Kevin Schallhorn still remembers the customers he served the day he officially opened North Bend’s Les Schwab on June 26, 1991.
After serving some of those customers for his entire 30 year stint as the store’s manager — and living in North Bend for 20 years — Schallhorn decided to call it a career at the end of 2021.
“Over the last 30 years we’ve had some hurdles to cross, but it’s been a wonderful career with no regrets,” Schallhorn said. “The appreciation these last couple of months when I was telling people that I was leaving, was really heartwarming. The out-pour was just amazing. That’s where it became a little bittersweet.”
Schallhorn was a year out of college and in need of work when he took a job as a break alignment technician with Les Schwab in 1981. After five years, he had worked his way up the ladder to assistant manager of a store in Oregon.
In 1991, Schallhorn was told to take a look at North Bend, driving up with his family to tour the area, and then submitting an application to manage the city’s new Les Schwab location.
Schallhorn recalls the city, which had less than 3,000 residents at the time, was different when he was first starting, joking that the store didn’t have many customers.
“I always used to say, before they put those roundabouts in, you could pull out of the store and not even have to stop,” he said.
Still, Schallhorn says North Bend holds on to much of its small town appeal and character, calling it a place where people will always wave.
“Sometimes I don’t know everyone’s name, but I know their face, their car and I know what I sold them,” he said.
One way Schallhorn’s connection to the community — which includes years of supporting youth and high school sports, Torguson Park and this newspaper — can be measured is by a list of 227 people he has interacted with over the years, including customers, he wants to call and personally thank.
Some of those people he is hoping to thank are those who helped him in 2014, when a natural gas explosion destroyed several North Bend businesses, including Les Schwab. Schallhorn still remembers the 4:38 a.m. phone call he received that day telling him what had happened.
“We had a goal that it wasn’t going to take us down, even though the store was devastated,” he said.
Schallhorn got to work right away to restore his store to its former state. He immediately got on the phone and his first priority was finding other Les Schwab branches in the area for his employees to work at while he got the store back together.
After just two weeks, Schallhorn secured a tent and a double-wide office trailer, and his store was back in business. He ran the store without a building until it was rebuilt six months later.
“It was a hurdle, but I’m a fighter,” he said. “Customers, the city and everyone asked what they could do to help.”

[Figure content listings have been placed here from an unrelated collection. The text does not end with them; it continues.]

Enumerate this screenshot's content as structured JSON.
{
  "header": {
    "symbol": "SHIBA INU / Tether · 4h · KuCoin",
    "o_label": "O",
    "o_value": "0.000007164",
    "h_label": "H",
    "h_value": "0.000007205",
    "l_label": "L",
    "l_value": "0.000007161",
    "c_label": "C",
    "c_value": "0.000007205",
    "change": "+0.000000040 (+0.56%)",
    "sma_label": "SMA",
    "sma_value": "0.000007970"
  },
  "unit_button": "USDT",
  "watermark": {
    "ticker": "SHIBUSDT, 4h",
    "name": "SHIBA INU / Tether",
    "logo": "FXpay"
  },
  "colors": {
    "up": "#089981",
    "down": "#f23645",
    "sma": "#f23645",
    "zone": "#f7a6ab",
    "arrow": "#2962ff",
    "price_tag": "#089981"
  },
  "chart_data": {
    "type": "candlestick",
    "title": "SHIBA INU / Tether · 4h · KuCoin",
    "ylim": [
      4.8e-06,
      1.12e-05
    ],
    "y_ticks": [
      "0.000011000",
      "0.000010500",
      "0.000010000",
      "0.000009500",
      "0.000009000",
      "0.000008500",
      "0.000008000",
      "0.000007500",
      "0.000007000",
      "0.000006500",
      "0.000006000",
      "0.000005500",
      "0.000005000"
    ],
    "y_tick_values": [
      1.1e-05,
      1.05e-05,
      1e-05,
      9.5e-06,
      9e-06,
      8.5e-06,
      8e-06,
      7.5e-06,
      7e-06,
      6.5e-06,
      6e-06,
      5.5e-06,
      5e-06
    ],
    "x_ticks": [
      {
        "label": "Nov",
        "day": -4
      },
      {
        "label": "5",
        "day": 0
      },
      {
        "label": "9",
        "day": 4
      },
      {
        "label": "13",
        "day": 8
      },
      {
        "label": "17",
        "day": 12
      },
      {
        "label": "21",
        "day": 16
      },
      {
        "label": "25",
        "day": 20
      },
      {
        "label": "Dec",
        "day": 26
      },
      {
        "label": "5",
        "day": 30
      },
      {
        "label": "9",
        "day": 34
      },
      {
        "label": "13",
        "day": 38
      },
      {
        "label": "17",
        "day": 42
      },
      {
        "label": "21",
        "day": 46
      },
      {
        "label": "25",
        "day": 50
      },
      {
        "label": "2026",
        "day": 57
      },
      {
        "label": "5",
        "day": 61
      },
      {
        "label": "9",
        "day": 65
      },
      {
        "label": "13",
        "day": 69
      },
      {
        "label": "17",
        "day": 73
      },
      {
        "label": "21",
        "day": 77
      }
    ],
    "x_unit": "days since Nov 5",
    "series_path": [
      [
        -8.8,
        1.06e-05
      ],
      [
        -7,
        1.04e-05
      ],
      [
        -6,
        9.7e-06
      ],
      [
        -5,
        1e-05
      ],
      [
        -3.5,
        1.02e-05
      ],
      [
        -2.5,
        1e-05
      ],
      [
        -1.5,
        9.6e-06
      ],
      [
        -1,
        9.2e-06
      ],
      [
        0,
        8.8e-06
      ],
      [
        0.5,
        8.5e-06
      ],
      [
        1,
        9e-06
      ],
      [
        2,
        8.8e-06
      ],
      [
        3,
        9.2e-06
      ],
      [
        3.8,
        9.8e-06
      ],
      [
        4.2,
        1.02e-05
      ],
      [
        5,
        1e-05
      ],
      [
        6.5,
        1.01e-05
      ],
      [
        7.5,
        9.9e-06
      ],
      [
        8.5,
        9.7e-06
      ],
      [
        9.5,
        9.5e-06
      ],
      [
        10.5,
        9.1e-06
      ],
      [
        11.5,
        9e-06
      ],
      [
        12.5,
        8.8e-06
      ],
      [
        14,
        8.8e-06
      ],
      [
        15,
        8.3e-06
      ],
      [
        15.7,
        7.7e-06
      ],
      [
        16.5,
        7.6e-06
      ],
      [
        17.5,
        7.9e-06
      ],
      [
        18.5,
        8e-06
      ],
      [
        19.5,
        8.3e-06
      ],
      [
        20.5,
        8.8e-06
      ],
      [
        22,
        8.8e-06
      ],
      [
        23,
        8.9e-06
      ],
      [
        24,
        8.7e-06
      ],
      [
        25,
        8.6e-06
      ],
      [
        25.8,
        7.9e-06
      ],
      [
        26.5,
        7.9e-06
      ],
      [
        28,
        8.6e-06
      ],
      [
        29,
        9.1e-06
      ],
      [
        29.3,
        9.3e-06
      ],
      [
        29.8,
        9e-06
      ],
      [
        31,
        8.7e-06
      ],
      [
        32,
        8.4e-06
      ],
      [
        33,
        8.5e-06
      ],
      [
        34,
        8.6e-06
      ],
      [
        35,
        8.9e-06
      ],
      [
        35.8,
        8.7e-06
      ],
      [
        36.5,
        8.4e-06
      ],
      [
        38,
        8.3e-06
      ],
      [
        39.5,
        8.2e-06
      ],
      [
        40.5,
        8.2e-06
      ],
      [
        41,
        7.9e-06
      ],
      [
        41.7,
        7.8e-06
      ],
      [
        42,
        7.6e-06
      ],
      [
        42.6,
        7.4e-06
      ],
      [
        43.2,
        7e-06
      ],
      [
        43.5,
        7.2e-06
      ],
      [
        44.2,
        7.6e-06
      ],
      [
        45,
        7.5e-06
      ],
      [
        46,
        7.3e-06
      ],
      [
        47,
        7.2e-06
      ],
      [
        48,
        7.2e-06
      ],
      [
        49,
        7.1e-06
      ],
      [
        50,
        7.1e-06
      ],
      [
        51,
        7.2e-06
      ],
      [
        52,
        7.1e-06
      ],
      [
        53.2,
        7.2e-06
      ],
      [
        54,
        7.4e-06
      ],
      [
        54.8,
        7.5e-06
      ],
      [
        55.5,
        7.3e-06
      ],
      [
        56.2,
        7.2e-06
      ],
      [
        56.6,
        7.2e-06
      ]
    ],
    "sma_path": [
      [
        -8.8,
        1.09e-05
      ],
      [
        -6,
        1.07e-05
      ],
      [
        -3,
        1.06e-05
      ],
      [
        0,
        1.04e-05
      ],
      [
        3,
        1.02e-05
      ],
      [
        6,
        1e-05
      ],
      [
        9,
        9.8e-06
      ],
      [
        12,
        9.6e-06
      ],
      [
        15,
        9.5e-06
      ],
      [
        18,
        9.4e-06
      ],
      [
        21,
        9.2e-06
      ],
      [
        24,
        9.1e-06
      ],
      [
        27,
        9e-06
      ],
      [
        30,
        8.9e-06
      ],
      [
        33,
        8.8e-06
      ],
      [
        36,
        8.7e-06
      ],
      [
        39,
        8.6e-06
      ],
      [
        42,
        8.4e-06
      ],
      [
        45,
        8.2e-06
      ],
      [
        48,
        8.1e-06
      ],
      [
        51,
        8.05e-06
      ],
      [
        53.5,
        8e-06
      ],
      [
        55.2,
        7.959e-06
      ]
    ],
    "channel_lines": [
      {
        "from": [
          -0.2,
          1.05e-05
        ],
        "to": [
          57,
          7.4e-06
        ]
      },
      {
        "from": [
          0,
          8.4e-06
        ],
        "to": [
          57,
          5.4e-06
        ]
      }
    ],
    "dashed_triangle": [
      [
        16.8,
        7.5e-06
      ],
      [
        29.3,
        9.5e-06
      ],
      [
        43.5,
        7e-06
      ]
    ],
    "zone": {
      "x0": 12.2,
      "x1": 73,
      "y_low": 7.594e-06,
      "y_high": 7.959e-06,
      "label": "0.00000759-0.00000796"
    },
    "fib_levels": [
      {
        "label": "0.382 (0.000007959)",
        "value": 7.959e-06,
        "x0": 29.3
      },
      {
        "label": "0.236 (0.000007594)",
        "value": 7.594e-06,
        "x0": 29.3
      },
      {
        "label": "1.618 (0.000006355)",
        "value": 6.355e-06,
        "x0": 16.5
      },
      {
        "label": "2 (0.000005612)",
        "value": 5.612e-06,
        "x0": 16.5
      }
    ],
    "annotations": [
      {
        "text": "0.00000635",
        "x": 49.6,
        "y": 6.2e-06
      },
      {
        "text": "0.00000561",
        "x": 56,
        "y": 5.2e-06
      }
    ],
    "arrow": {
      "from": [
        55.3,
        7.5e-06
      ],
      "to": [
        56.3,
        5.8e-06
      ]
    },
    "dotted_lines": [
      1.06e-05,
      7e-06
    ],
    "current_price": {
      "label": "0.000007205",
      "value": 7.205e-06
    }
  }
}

In the short time since his retirement, Schallhorn has already started a bucket list that includes running a half marathon, lowering his golf handicap and riding an ironman motorcycle race with his son in Goldendale.
So far, he said he has enjoyed the little things — like that Sundays are not his only days off anymore, and that he and his wife will finally be able to have dinner at a normal time.
“For 30 years, it’s been eating dinner at 9-9:30 when I get off and getting up at 4:30,” he said. “We’re getting better. We had dinner at 6:30 last night.”
As Schallhorn leaves his job behind North Bend, he says the people, who he calls his family, is what he’ll miss the most.
“The people who would stop in and just say hi and not buy anything, that’s what I’m gonna miss most about seeing my North Bend family,” he said. “It’s been a really heartwarming experience.”